May ABODE: Get Real


The common stereotype of someone being evicted or foreclosed on is a deadbeat loser. And there are plenty of shady renters and homeowners out there. But if the housing bust taught us one thing, it’s that plenty of normal, non-deadbeat Americans found themselves facing eviction or foreclosure after they’d lost their jobs, seen the value of their homes plummet, or didn’t read the fine print on a lease or mortgage.

In such a situation, renters and homeowners have two options: fight or flight. Battle the landlord or bank or quietly pack your bags and disappear into the night. There is a third option as well: stall for time. Dragging your feet is a perfectly legal way to stay put—and in some cases, live for free until you figure out your next move.

In the case of a renter, an eviction can only happen if the tenant is in default of the lease, the most common example being either not paying the rent or consistently paying it late. In such a situation, the landlord issues a “pay or quit” notice, which in the state of Virginia gives the tenant five days to either pay the rent or vacate the premises. If the tenant fails to pay up within five days, a court date is set. It’s here when most tenants make a mistake—they fail to show up in court, thinking they are buying themselves time. In fact, this only speeds up the eviction process.

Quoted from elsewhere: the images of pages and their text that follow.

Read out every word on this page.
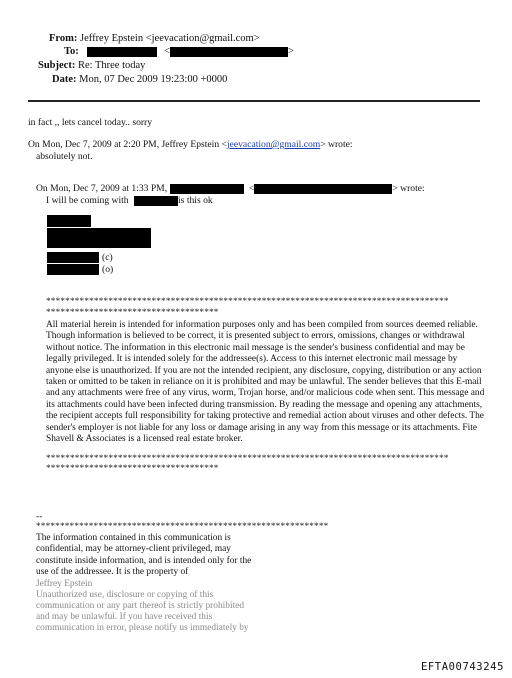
From: Jeffrey Epstein <jeevacation@gmail.com>
To:	<	>
Subject: Re: Three today
Date: Mon, 07 Dec 2009 19:23:00 +0000
in fact ,, lets cancel today.. sorry
On Mon, Dec 7, 2009 at 2:20 PM, Jeffrey Epstein <jeevacation@gmail.com> wrote:
absolutely not.
On Mon, Dec 7, 2009 at 1:33 PM,	<	> wrote:
I will be coming with	is this ok
(c)
(o)
************************************************************************************
************************************
All material herein is intended for information purposes only and has been compiled from sources deemed reliable. Though information is believed to be correct, it is presented subject to errors, omissions, changes or withdrawal without notice. The information in this electronic mail message is the sender's business confidential and may be legally privileged. It is intended solely for the addressee(s). Access to this internet electronic mail message by anyone else is unauthorized. If you are not the intended recipient, any disclosure, copying, distribution or any action taken or omitted to be taken in reliance on it is prohibited and may be unlawful. The sender believes that this E-mail and any attachments were free of any virus, worm, Trojan horse, and/or malicious code when sent. This message and its attachments could have been infected during transmission. By reading the message and opening any attachments, the recipient accepts full responsibility for taking protective and remedial action about viruses and other defects. The sender's employer is not liable for any loss or damage arising in any way from this message or its attachments. Fite Shavell & Associates is a licensed real estate broker.
************************************************************************************
************************************
--
*************************************************************
The information contained in this communication is confidential, may be attorney-client privileged, may constitute inside information, and is intended only for the use of the addressee. It is the property of
Jeffrey Epstein
Unauthorized use, disclosure or copying of this
communication or any part thereof is strictly prohibited
and may be unlawful. If you have received this
communication in error, please notify us immediately by
EFTA00743245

“If the tenant does not show up and prove he paid the rent, he’s out of there within three days,” says real estate attorney Bill Tucker. The best thing a tenant can do, Tucker says, is make the court date and dispute the case. “A smart tenant will demand strict proof that he’s in violation of the lease,” says Tucker. This is not always easy for a landlord to do, particularly one who is relatively new and inexperienced. The lease itself might be vague on details. And if the landlord (plaintiff) cannot prove the tenant (defendant) is in violation, the judge may rule in favor of the tenant, case closed. If the judge rules in favor of the landlord, the tenant is still granted a 10-day appeal period during which he can further bolster his case or scramble for funds.

In the case of a foreclosure, Tucker “absolutely advises distressed homeowners to delay the process for a reasonable amount of time.” He refers specifically to an arrangement known as “cash for keys.” In an attempt to persuade distressed homeowners to vacate the home without stripping it down to the floorboards—an all too common practice during a foreclosure—banks offer homeowners cash to get out in a timely fashion.

Tucker advises not moving out until such an offer is made.

“I had a client who was being foreclosed upon,” he says. “I advised him to not move out until the bank became aggressive, which they never did. After eight months of such stalling, the bank eventually became so frustrated they offered him $3,000 to move out within 30 days. He accepted the offer and moved out but got to live for free for those eight months and it was all perfectly legal.”

Another perfectly legal stall tactic is to demand the bank produce the note proving they are the legal owner of the mortgage. During the boom years, it was common practice to transfer notes from one pool of mortgages to another, making for confusing if not outright slippery paperwork —particularly in light of the “robosigning” scandal, in which foreclosure-mill employees signed thousands of loan documents without reading them. “Even if the bank does own the note, it can take weeks to produce,” says Tucker.

Stalling for time might come across as unseemly to some, but given that so many “normal” Americans got caught short in the housing bust of the last few years, distressed renters and homeowners are wise to exploit every legal loophole they can.